Just finished up detailing my 5 speed Corvette purchased from Pat. Enjoy the pics!


----------



## Pedalsnostalgia (May 22, 2011)

very Nice Bob, Jeff


----------



## PCHiggin (May 23, 2011)

Looks great Bob! I'm happy you ended up with it.

Pat


----------



## DonChristie (May 23, 2011)

That looks great! I love Middleweights! Is the derailer original for a 5 speed? When did derailers come out?


----------



## mruiz (May 23, 2011)

Black Corvetts, and 5 speed better yet.


----------



## schwinnbikebobb (May 23, 2011)

Thanks!   Not sure when derailleurs first were used on bikes.  These 5 speed Corvettes were only made for 18 months in 61 and 62, I do know that.The derailleurs were sourced from Huret in France and the freewheel and axle were also from France made by Atom.







schwinndoggy said:


> That looks great! I love Middleweights! Is the derailer original for a 5 speed? When did derailers come out?


----------



## Larmo63 (May 23, 2011)

What is a derailleur?


----------



## PCHiggin (May 24, 2011)

Larmo63 said:


> What is a derailleur?



  I'm guessing you're joking but here goes anyway.
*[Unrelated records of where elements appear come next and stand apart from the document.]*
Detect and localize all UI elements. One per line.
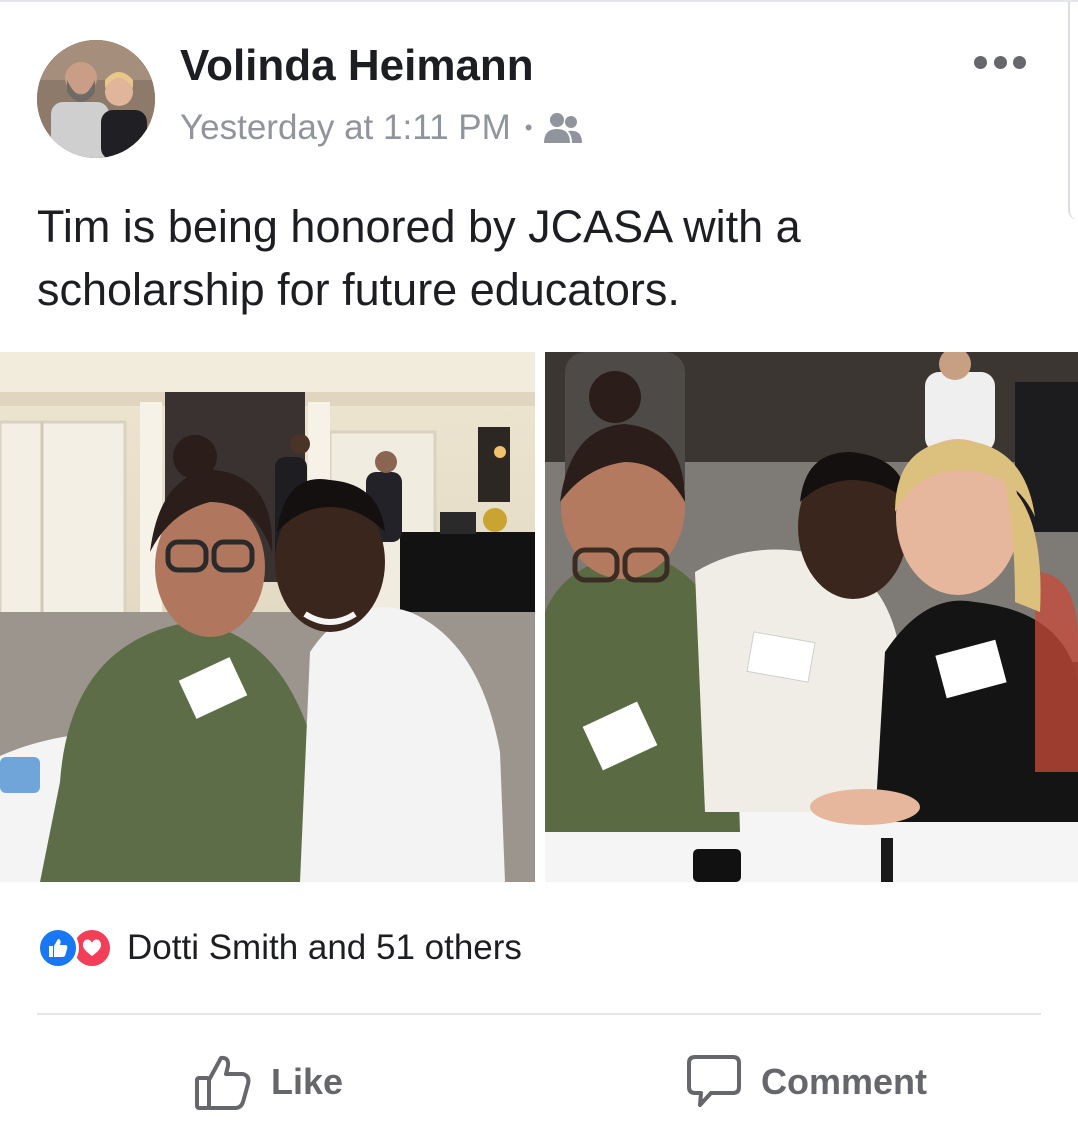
post-photo-2[interactable] (545, 352, 1078, 882)
friends-icon[interactable] (544, 111, 583, 145)
like-button[interactable]: Like (193, 1050, 343, 1114)
like-icon (195, 1055, 251, 1110)
photo-1-image (0, 352, 535, 882)
comment-button[interactable]: Comment (685, 1050, 927, 1114)
post-timestamp[interactable]: Yesterday at 1:11 PM (180, 105, 511, 151)
author-avatar[interactable] (37, 40, 155, 158)
reactions-summary[interactable]: Dotti Smith and 51 others (127, 928, 522, 968)
author-name[interactable]: Volinda Heimann (180, 40, 534, 92)
more-dot (1013, 55, 1026, 69)
more-dot (993, 55, 1007, 69)
comment-label: Comment (761, 1061, 928, 1102)
top-border (0, 0, 1078, 2)
post-text: Tim is being honored by JCASA with a sch… (37, 201, 801, 315)
like-label: Like (271, 1061, 344, 1102)
avatar-image (37, 40, 155, 158)
meta-separator: • (524, 115, 533, 140)
photo-2-image (545, 352, 1078, 882)
scroll-edge (1068, 2, 1078, 220)
post-meta: Yesterday at 1:11 PM • (180, 105, 583, 151)
like-reaction-icon (37, 927, 79, 969)
reactions-bar[interactable]: Dotti Smith and 51 others (37, 925, 522, 971)
more-options-icon[interactable] (974, 48, 1026, 76)
more-dot (974, 55, 987, 69)
post-photo-1[interactable] (0, 352, 535, 882)
actions-divider (37, 1013, 1041, 1015)
comment-icon (687, 1055, 741, 1107)
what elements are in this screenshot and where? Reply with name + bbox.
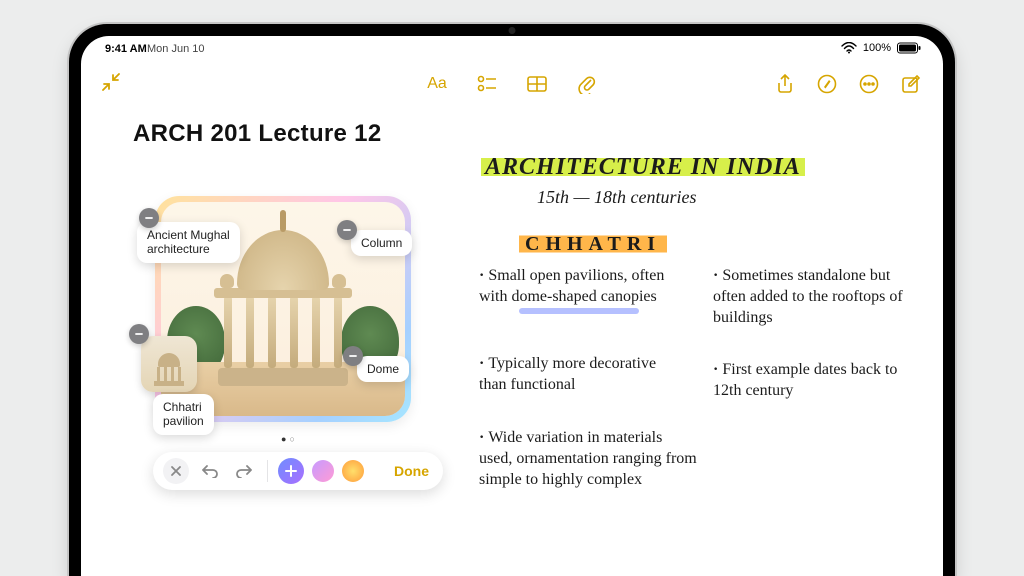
image-tag-top-right[interactable]: Column xyxy=(351,230,412,256)
text-style-button[interactable]: Aa xyxy=(427,74,447,94)
handwriting-bullet: Small open pavilions, often with dome-sh… xyxy=(479,266,679,308)
handwriting-bullet: Wide variation in materials used, orname… xyxy=(479,428,699,490)
close-button[interactable] xyxy=(163,458,189,484)
handwriting-bullet: Typically more decorative than functiona… xyxy=(479,354,679,396)
divider xyxy=(267,460,268,482)
thumbnail-image[interactable] xyxy=(141,336,197,392)
image-edit-toolbar: Done xyxy=(153,452,443,490)
status-time: 9:41 AM xyxy=(105,43,147,55)
add-button[interactable] xyxy=(278,458,304,484)
status-bar: 9:41 AM Mon Jun 10 100% xyxy=(81,36,943,62)
remove-tag-button[interactable] xyxy=(139,208,159,228)
image-tag-bottom-left[interactable]: Chhatri pavilion xyxy=(153,394,214,435)
battery-percent: 100% xyxy=(863,42,891,54)
compose-icon[interactable] xyxy=(901,74,921,94)
undo-button[interactable] xyxy=(197,458,223,484)
handwriting-subheading: 15th — 18th centuries xyxy=(537,186,697,209)
share-icon[interactable] xyxy=(775,74,795,94)
toolbar: Aa xyxy=(81,64,943,104)
collapse-icon[interactable] xyxy=(101,72,121,92)
more-icon[interactable] xyxy=(859,74,879,94)
attachment-icon[interactable] xyxy=(577,74,597,94)
redo-button[interactable] xyxy=(231,458,257,484)
markup-icon[interactable] xyxy=(817,74,837,94)
remove-tag-button[interactable] xyxy=(337,220,357,240)
style-swatch-1[interactable] xyxy=(312,460,334,482)
ipad-frame: 9:41 AM Mon Jun 10 100% Aa xyxy=(69,24,955,576)
underline-highlight xyxy=(519,308,639,314)
battery-icon xyxy=(897,42,921,54)
handwriting-section: CHHATRI xyxy=(519,232,667,257)
remove-tag-button[interactable] xyxy=(129,324,149,344)
done-button[interactable]: Done xyxy=(394,463,433,479)
handwriting-bullet: First example dates back to 12th century xyxy=(713,360,913,402)
image-tag-bottom-right[interactable]: Dome xyxy=(357,356,409,382)
wifi-icon xyxy=(841,42,857,54)
device-notch xyxy=(467,24,557,36)
style-swatch-2[interactable] xyxy=(342,460,364,482)
checklist-icon[interactable] xyxy=(477,74,497,94)
status-date: Mon Jun 10 xyxy=(147,43,204,55)
handwriting-bullet: Sometimes standalone but often added to … xyxy=(713,266,923,328)
handwriting-heading: ARCHITECTURE IN INDIA xyxy=(481,152,805,182)
image-tag-top-left[interactable]: Ancient Mughal architecture xyxy=(137,222,240,263)
table-icon[interactable] xyxy=(527,74,547,94)
page-dots[interactable]: ●○ xyxy=(281,434,298,444)
screen: 9:41 AM Mon Jun 10 100% Aa xyxy=(81,36,943,576)
note-title[interactable]: ARCH 201 Lecture 12 xyxy=(133,120,381,148)
remove-tag-button[interactable] xyxy=(343,346,363,366)
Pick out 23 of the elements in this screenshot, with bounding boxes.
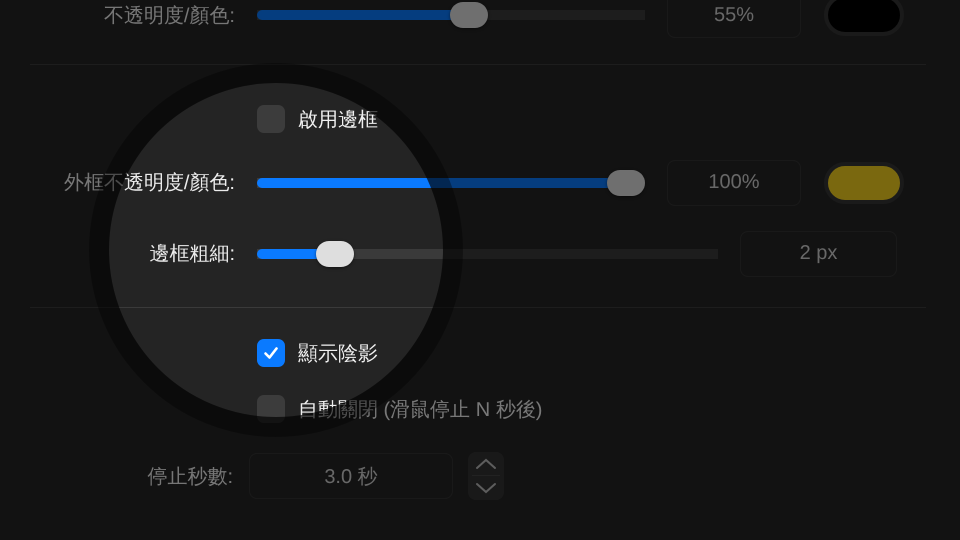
stepper[interactable] (468, 452, 504, 500)
slider-label: 邊框粗細: (148, 242, 235, 267)
slider-label: 不透明度/顏色: (102, 4, 235, 28)
value-field[interactable]: 2 px (740, 230, 897, 276)
chevron-up-icon[interactable] (475, 458, 497, 470)
checkbox[interactable] (257, 395, 285, 423)
field-label: 停止秒數: (146, 464, 233, 490)
checkbox-label[interactable]: 自動關閉 (滑鼠停止 N 秒後) (298, 396, 542, 422)
value-field[interactable]: 100% (667, 160, 801, 206)
checkbox-label[interactable]: 啟用邊框 (298, 106, 378, 132)
checkbox-label[interactable]: 顯示陰影 (298, 340, 378, 366)
slider-label: 外框不透明度/顏色: (62, 171, 235, 196)
checkmark-icon (262, 344, 280, 362)
slider-thumb[interactable] (450, 2, 488, 28)
seconds-field[interactable]: 3.0 秒 (249, 453, 453, 499)
chevron-down-icon[interactable] (475, 482, 497, 494)
value-field[interactable]: 55% (667, 0, 801, 38)
color-swatch[interactable] (824, 0, 904, 36)
checkbox[interactable] (257, 339, 285, 367)
slider-thumb[interactable] (607, 170, 645, 196)
checkbox[interactable] (257, 105, 285, 133)
color-swatch[interactable] (824, 162, 904, 204)
slider-thumb[interactable] (316, 240, 354, 266)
The derailleur (that is spelled correctly) is that articulating arm with the two wheels that the chain goes through @ the rear of the bike. It moves in-out and for-aft to place the chain on the different sprockets.

Pat


----------



## spinningcog (May 31, 2011)

Are those original racks? They look fantastic! I'd love to get something similar for the schwin twin I'm working on.


----------



## schwinnbikebobb (Jun 5, 2011)

Yes they are original Schwinn racks.   Front one is the aluminum one that came on the higher end bikes. There was also a chrome version that is similar.


----------



## Old rim (Jun 7, 2011)

Get me a mop--just drooled on the floor---wow she looks great--congrats


----------